I drive down the A46 and turn onto the A52 towards Grantham. I was hoping to meet up with 'Ackers', who lives in Whittlesey, but he's watching another FA Vase game across at Holbeach, where I went a few weeks ago. There's a really sad story to tell, that happened after the game. The Gorleston joint-manager was taken ill and sadly passed away from a heart attack caused by a blood clot, after his appendix were removed. He was in his early forties, and married with four children. The football is unimportant, the tale is tragic. God bless him.
The Sat Nav has a hissy fit on the A1, I lose the signal and miss the turning to Barnack. I have to crawl through Stamford. The Daniels (Stamford FC) are bidding a teary farewell to the Kettering Road ground today, after a 118 year stay. I saw Buxton play there a few years back. I was besotted with their centre midfielder Anton Foster. I bumped into him in the street that day.
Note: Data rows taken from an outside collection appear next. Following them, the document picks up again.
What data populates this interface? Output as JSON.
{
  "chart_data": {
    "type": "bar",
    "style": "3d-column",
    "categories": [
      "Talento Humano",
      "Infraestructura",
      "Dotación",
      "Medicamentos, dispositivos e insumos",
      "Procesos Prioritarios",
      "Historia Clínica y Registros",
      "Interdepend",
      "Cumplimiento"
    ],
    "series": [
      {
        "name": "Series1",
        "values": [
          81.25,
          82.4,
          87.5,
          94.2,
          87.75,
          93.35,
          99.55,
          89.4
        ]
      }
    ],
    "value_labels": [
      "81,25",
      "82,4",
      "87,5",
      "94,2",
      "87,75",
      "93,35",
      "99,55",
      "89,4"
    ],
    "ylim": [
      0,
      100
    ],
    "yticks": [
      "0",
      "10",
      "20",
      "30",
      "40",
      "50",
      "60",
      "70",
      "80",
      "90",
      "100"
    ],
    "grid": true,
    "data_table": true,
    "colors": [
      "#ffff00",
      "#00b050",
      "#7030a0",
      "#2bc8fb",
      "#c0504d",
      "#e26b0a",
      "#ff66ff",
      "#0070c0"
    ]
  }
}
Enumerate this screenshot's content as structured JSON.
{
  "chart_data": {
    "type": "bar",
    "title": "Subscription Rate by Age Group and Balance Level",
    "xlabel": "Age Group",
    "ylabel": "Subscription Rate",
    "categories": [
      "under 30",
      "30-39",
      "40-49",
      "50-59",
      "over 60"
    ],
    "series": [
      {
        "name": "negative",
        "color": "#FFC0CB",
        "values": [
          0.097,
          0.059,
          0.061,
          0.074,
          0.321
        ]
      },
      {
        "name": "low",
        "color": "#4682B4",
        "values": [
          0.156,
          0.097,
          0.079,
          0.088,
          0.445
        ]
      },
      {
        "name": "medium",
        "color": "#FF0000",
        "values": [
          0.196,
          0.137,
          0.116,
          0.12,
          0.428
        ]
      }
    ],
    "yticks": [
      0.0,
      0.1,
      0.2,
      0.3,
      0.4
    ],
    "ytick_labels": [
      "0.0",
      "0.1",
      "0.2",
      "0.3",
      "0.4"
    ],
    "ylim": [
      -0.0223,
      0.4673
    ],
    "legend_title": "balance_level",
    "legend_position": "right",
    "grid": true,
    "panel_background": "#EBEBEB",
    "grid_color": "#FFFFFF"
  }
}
I got all star-struck and bottled out of asking him for his autograph.
I'm here to tick off another entry in the Good Pub Guide. The Millstone is an Everards pub, tucked away in a back lane. It has a timbered bar and there's cosy feel about the place. I would normally have plumped for a pint of Tiger or Beacon, but I clock a guest ale from the Castle Rock Brewery, in my neck of the woods, called Carl Froch.
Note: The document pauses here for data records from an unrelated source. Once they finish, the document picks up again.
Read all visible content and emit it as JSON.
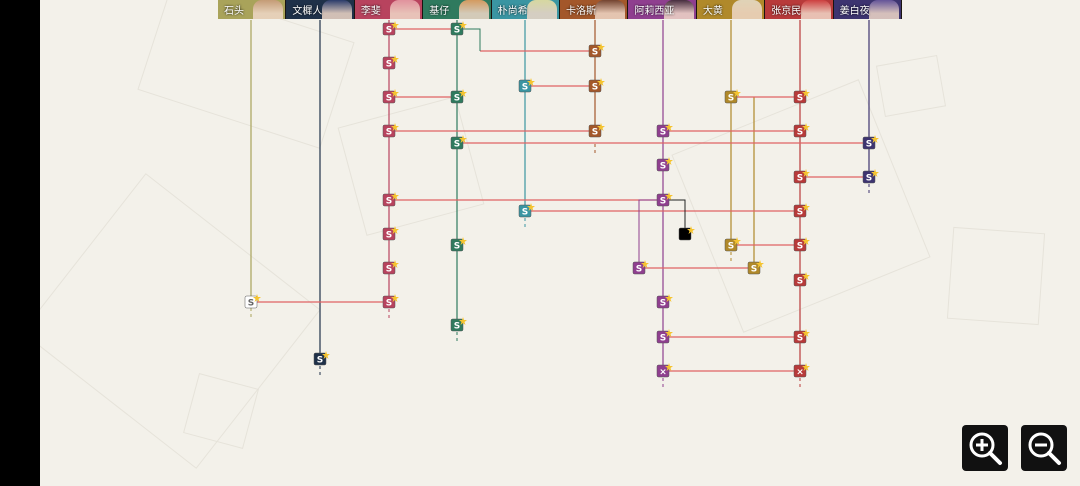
{
  "game": {
    "title": ""
  },
  "characters": [
    {
      "name": "石头",
      "color": "#a9a35a"
    },
    {
      "name": "文樨人",
      "color": "#1f3149"
    },
    {
      "name": "李斐",
      "color": "#b8435e"
    },
    {
      "name": "基仔",
      "color": "#2f7a5e"
    },
    {
      "name": "朴尚希",
      "color": "#3a95a2"
    },
    {
      "name": "卡洛斯",
      "color": "#a3572a"
    },
    {
      "name": "阿莉西亚",
      "color": "#8f3f8f"
    },
    {
      "name": "大黄",
      "color": "#b0892a"
    },
    {
      "name": "张京民",
      "color": "#b83a3a"
    },
    {
      "name": "姜白夜",
      "color": "#3d3470"
    }
  ],
  "node": {
    "glyph": "S",
    "locked_glyph": "×"
  },
  "controls": {
    "zoom_in_icon": "zoom-in-icon",
    "zoom_out_icon": "zoom-out-icon"
  }
}
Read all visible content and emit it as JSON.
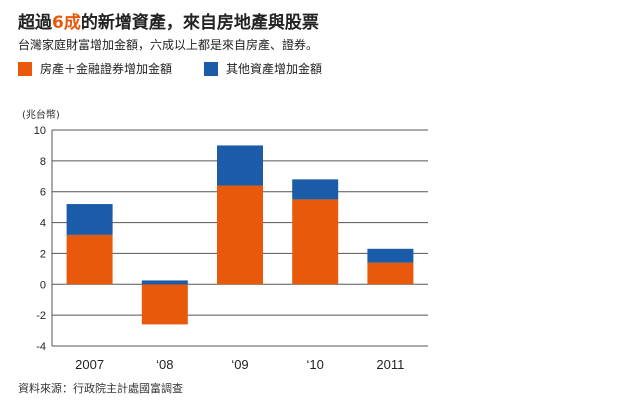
{
  "header": {
    "title_pre": "超過",
    "title_highlight": "6成",
    "title_post": "的新增資產，來自房地產與股票",
    "subtitle": "台灣家庭財富增加金額，六成以上都是來自房產、證券。"
  },
  "footer": {
    "source": "資料來源：行政院主計處國富調查"
  },
  "colors": {
    "orange": "#e8590c",
    "blue": "#1a5ca8",
    "highlight": "#e8590c"
  },
  "chart_data": {
    "type": "bar",
    "stacked": true,
    "unit_label": "(兆台幣)",
    "categories": [
      "2007",
      "‘08",
      "‘09",
      "‘10",
      "2011"
    ],
    "series": [
      {
        "name": "房產＋金融證券增加金額",
        "color": "#e8590c",
        "values": [
          3.2,
          -2.6,
          6.4,
          5.5,
          1.4
        ]
      },
      {
        "name": "其他資產增加金額",
        "color": "#1a5ca8",
        "values": [
          2.0,
          0.25,
          2.6,
          1.3,
          0.9
        ]
      }
    ],
    "ylim": [
      -4,
      10
    ],
    "yticks": [
      10,
      8,
      6,
      4,
      2,
      0,
      -2,
      -4
    ],
    "grid": true,
    "legend_position": "top-left"
  }
}
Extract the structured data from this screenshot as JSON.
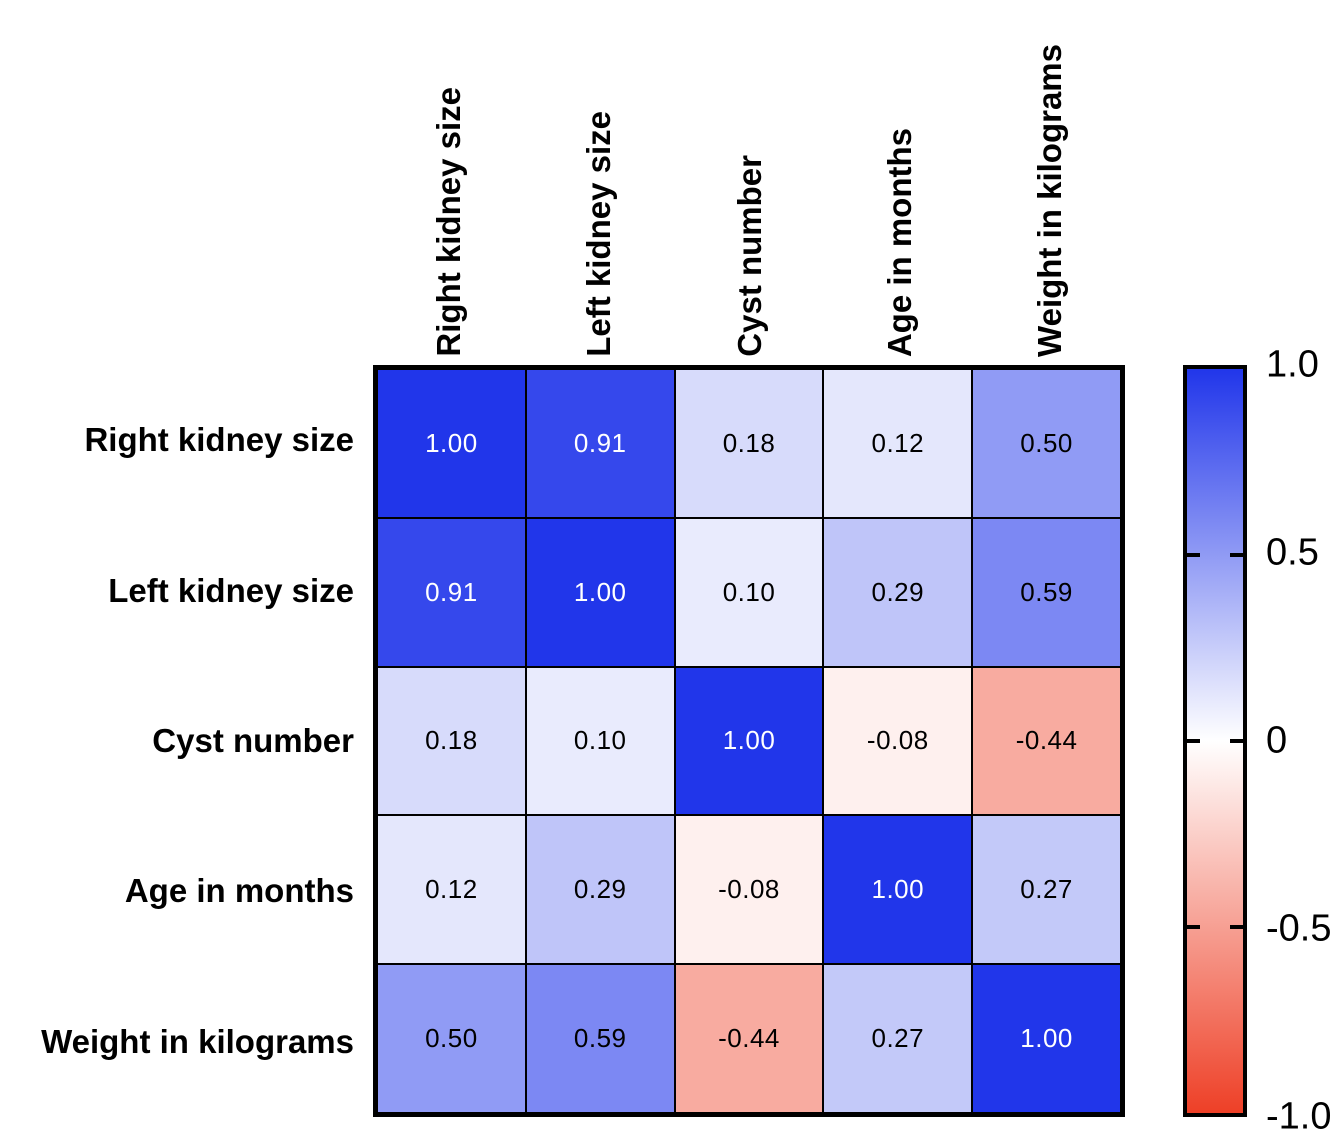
{
  "chart_data": {
    "type": "heatmap",
    "title": "",
    "categories": [
      "Right kidney size",
      "Left kidney size",
      "Cyst number",
      "Age in months",
      "Weight in kilograms"
    ],
    "matrix": [
      [
        1.0,
        0.91,
        0.18,
        0.12,
        0.5
      ],
      [
        0.91,
        1.0,
        0.1,
        0.29,
        0.59
      ],
      [
        0.18,
        0.1,
        1.0,
        -0.08,
        -0.44
      ],
      [
        0.12,
        0.29,
        -0.08,
        1.0,
        0.27
      ],
      [
        0.5,
        0.59,
        -0.44,
        0.27,
        1.0
      ]
    ],
    "value_decimals": 2,
    "colorbar": {
      "tick_labels": [
        "1.0",
        "0.5",
        "0",
        "-0.5",
        "-1.0"
      ],
      "tick_values": [
        1,
        0.5,
        0,
        -0.5,
        -1
      ],
      "min": -1,
      "max": 1,
      "position": "right"
    },
    "colors": {
      "positive_max": "#2136ea",
      "zero": "#ffffff",
      "negative_max": "#ee4027",
      "cell_text_dark": "#000000",
      "cell_text_light": "#ffffff",
      "grid_line": "#000000"
    },
    "layout": {
      "grid": "on",
      "x_labels_rotation": 90,
      "white_text_threshold": 0.85
    }
  }
}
There's a family gathering in the bar. I peruse the menu and order up a smoked bacon and melted Stilton cheese 'Doorstep' sandwich. It's delicious. 'Promised You a Miracle' by Simple Minds from the album New Gold Dream is on the pub sound system.
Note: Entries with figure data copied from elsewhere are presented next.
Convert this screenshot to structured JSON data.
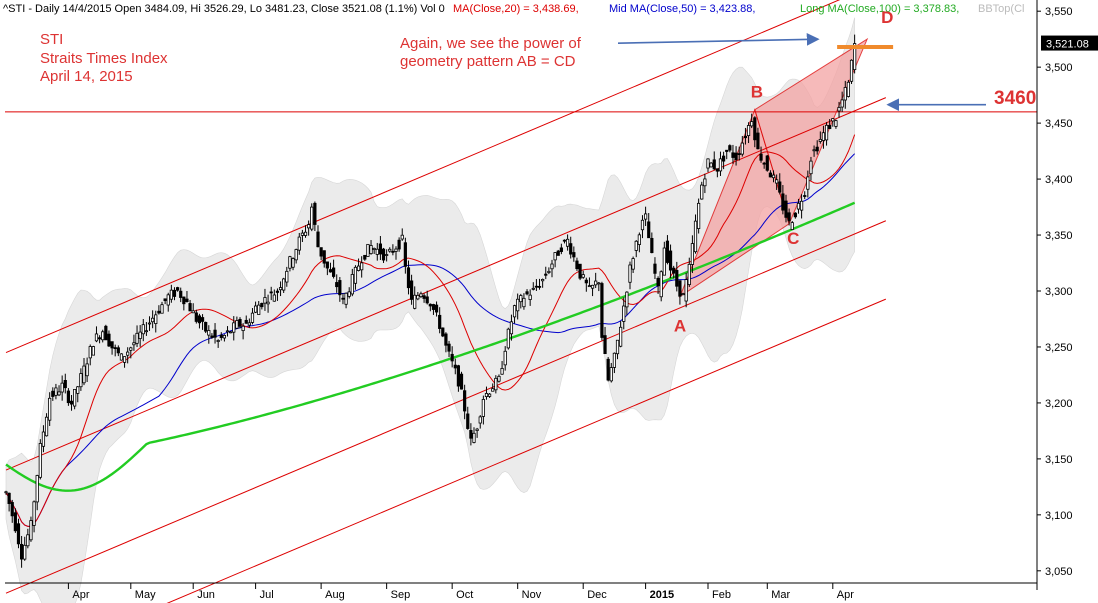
{
  "header": {
    "symbol_line": "^STI - Daily 14/4/2015 Open 3484.09, Hi 3526.29, Lo 3481.23, Close 3521.08 (1.1%) Vol 0",
    "ma20_label": "MA(Close,20) = 3,438.69,",
    "ma50_label": "Mid MA(Close,50) = 3,423.88,",
    "ma100_label": "Long MA(Close,100) = 3,378.83,",
    "bb_label": "BBTop(Cl"
  },
  "annotations": {
    "title_line1": "STI",
    "title_line2": "Straits Times Index",
    "title_line3": "April 14, 2015",
    "note_line1": "Again, we see the power of",
    "note_line2": "geometry pattern AB = CD",
    "level_label": "3460",
    "point_a": "A",
    "point_b": "B",
    "point_c": "C",
    "point_d": "D",
    "last_price_tag": "3,521.08"
  },
  "colors": {
    "price": "#000000",
    "ma20": "#dd0000",
    "ma50": "#0000cc",
    "ma100": "#22cc22",
    "channel": "#dd0000",
    "band_fill": "#e8e8e8",
    "pattern_fill": "#f4a3a3",
    "annotation": "#dd3333",
    "arrow": "#4a6fb5",
    "d_bar": "#f08a2c"
  },
  "chart_data": {
    "type": "candlestick",
    "title": "^STI Daily",
    "ylim": [
      3040,
      3560
    ],
    "y_ticks": [
      3050,
      3100,
      3150,
      3200,
      3250,
      3300,
      3350,
      3400,
      3450,
      3500,
      3550
    ],
    "y_tick_labels": [
      "3,050",
      "3,100",
      "3,150",
      "3,200",
      "3,250",
      "3,300",
      "3,350",
      "3,400",
      "3,450",
      "3,500",
      "3,550"
    ],
    "x_tick_labels": [
      "Apr",
      "May",
      "Jun",
      "Jul",
      "Aug",
      "Sep",
      "Oct",
      "Nov",
      "Dec",
      "2015",
      "Feb",
      "Mar",
      "Apr"
    ],
    "x_tick_days": [
      20,
      40,
      60,
      80,
      101,
      122,
      143,
      164,
      185,
      205,
      225,
      244,
      265
    ],
    "anchors": [
      [
        0,
        3120
      ],
      [
        3,
        3090
      ],
      [
        5,
        3065
      ],
      [
        8,
        3090
      ],
      [
        11,
        3160
      ],
      [
        14,
        3205
      ],
      [
        18,
        3215
      ],
      [
        21,
        3200
      ],
      [
        25,
        3230
      ],
      [
        28,
        3255
      ],
      [
        31,
        3265
      ],
      [
        34,
        3250
      ],
      [
        37,
        3240
      ],
      [
        40,
        3250
      ],
      [
        44,
        3265
      ],
      [
        48,
        3280
      ],
      [
        52,
        3295
      ],
      [
        55,
        3300
      ],
      [
        58,
        3290
      ],
      [
        61,
        3275
      ],
      [
        64,
        3265
      ],
      [
        68,
        3255
      ],
      [
        71,
        3262
      ],
      [
        74,
        3270
      ],
      [
        77,
        3270
      ],
      [
        80,
        3285
      ],
      [
        84,
        3295
      ],
      [
        87,
        3300
      ],
      [
        90,
        3320
      ],
      [
        94,
        3345
      ],
      [
        97,
        3360
      ],
      [
        98,
        3375
      ],
      [
        100,
        3340
      ],
      [
        103,
        3320
      ],
      [
        106,
        3305
      ],
      [
        108,
        3290
      ],
      [
        111,
        3310
      ],
      [
        114,
        3330
      ],
      [
        117,
        3340
      ],
      [
        120,
        3335
      ],
      [
        122,
        3330
      ],
      [
        125,
        3340
      ],
      [
        127,
        3345
      ],
      [
        128,
        3320
      ],
      [
        130,
        3290
      ],
      [
        133,
        3300
      ],
      [
        136,
        3290
      ],
      [
        139,
        3270
      ],
      [
        141,
        3250
      ],
      [
        143,
        3235
      ],
      [
        145,
        3220
      ],
      [
        147,
        3195
      ],
      [
        149,
        3165
      ],
      [
        151,
        3180
      ],
      [
        153,
        3205
      ],
      [
        156,
        3215
      ],
      [
        158,
        3220
      ],
      [
        160,
        3250
      ],
      [
        163,
        3285
      ],
      [
        166,
        3295
      ],
      [
        169,
        3300
      ],
      [
        172,
        3310
      ],
      [
        175,
        3325
      ],
      [
        178,
        3340
      ],
      [
        180,
        3345
      ],
      [
        182,
        3330
      ],
      [
        184,
        3315
      ],
      [
        187,
        3300
      ],
      [
        190,
        3310
      ],
      [
        191,
        3260
      ],
      [
        193,
        3220
      ],
      [
        195,
        3240
      ],
      [
        197,
        3270
      ],
      [
        200,
        3320
      ],
      [
        203,
        3355
      ],
      [
        205,
        3365
      ],
      [
        207,
        3330
      ],
      [
        209,
        3300
      ],
      [
        211,
        3340
      ],
      [
        213,
        3320
      ],
      [
        215,
        3305
      ],
      [
        217,
        3295
      ],
      [
        219,
        3320
      ],
      [
        221,
        3360
      ],
      [
        223,
        3395
      ],
      [
        225,
        3415
      ],
      [
        228,
        3410
      ],
      [
        231,
        3425
      ],
      [
        234,
        3420
      ],
      [
        237,
        3440
      ],
      [
        239,
        3455
      ],
      [
        241,
        3425
      ],
      [
        244,
        3410
      ],
      [
        247,
        3395
      ],
      [
        249,
        3375
      ],
      [
        251,
        3360
      ],
      [
        253,
        3370
      ],
      [
        256,
        3390
      ],
      [
        258,
        3420
      ],
      [
        261,
        3435
      ],
      [
        263,
        3445
      ],
      [
        266,
        3455
      ],
      [
        268,
        3470
      ],
      [
        270,
        3485
      ],
      [
        272,
        3521
      ]
    ],
    "last_close": 3521.08,
    "ma_at_last": {
      "ma20": 3438.69,
      "ma50": 3423.88,
      "ma100": 3378.83
    },
    "ma100_start": 3145,
    "ma100_min": 3115,
    "horizontal_level": 3460,
    "pattern_points": {
      "A": [
        216,
        3295
      ],
      "B": [
        240,
        3462
      ],
      "C": [
        251,
        3360
      ],
      "D": [
        276,
        3525
      ]
    },
    "d_marker_price": 3518,
    "price_tag_price": 3521.08,
    "arrow_d_price": 3525,
    "arrow_3460_price": 3470,
    "channel_slope": 1.18,
    "channel_intercepts": [
      3245,
      3140,
      3030,
      2960
    ],
    "channel_first_day": [
      0,
      0,
      0,
      47
    ]
  }
}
I bump into a Halifax Town fan in the car park. We talk about their former striker Lee Gregory who is now plying his trade for Ian Holloway at Millwall. It's a rather hefty £7 on the gate, not sure if the Club have hiked up the price because it's a Cup game. I bag a programme and some raffle tickets; I feel a little flush today.
Wisbech is a market town and inland port in the Fens of Cambridgeshire with a population of 30,000. The River Nene runs through the centre of the town. Local farmer Tony Martin gained notoriety after shooting dead an intruder at his isolated farmhouse just outside Wisbech.
I stand on the far side of the ground, next to a small stand. The dugouts, changing rooms and social club are on the far side. I expect the game to be tight and evenly balanced. The first half is as good as I've seen this season. Livewire winger Billy Smith is running the show for the Fenmen. He's turning the full back inside out as he ghosts his way down the wing. He's finally clattered by a crunching tackle. "Get up you tart" is shouted from the away end, the offender sees a yellow card waved in his face. A helicopter eats up the skyline. A local wag remarks: "Here's the Sky TV cameras."
The Cleethorpes manager has a voice like a foghorn and is built like a brick outhouse. His nature is aggressive and he is quite scary. He calls the linesman an oxygen thief. It's unpleasant and unnecessary. He'll probably be running the doors in Grimsby town centre this evening. Cleethorpes enjoy a good spell of pressure and take the lead with a beautifully executed goal guided into the bottom corner of the net by Jack Richardson.
The second half doesn't quite have the same ebb and flow about it. Wisbech take the lead through Ford again, following some poor defending by Cleethorpes from an inswinging corner. It could be more had it not been for a string of saves from the visiting 'keeper. 'Our man' is deathly quiet now, but seething inside. He encourages his team, but sends out very little information. His No.7 works his socks off, but they rarely work the 'keeper.
Wisbech hang on in a tense finale to find their way into the last 64 of the FA Vase.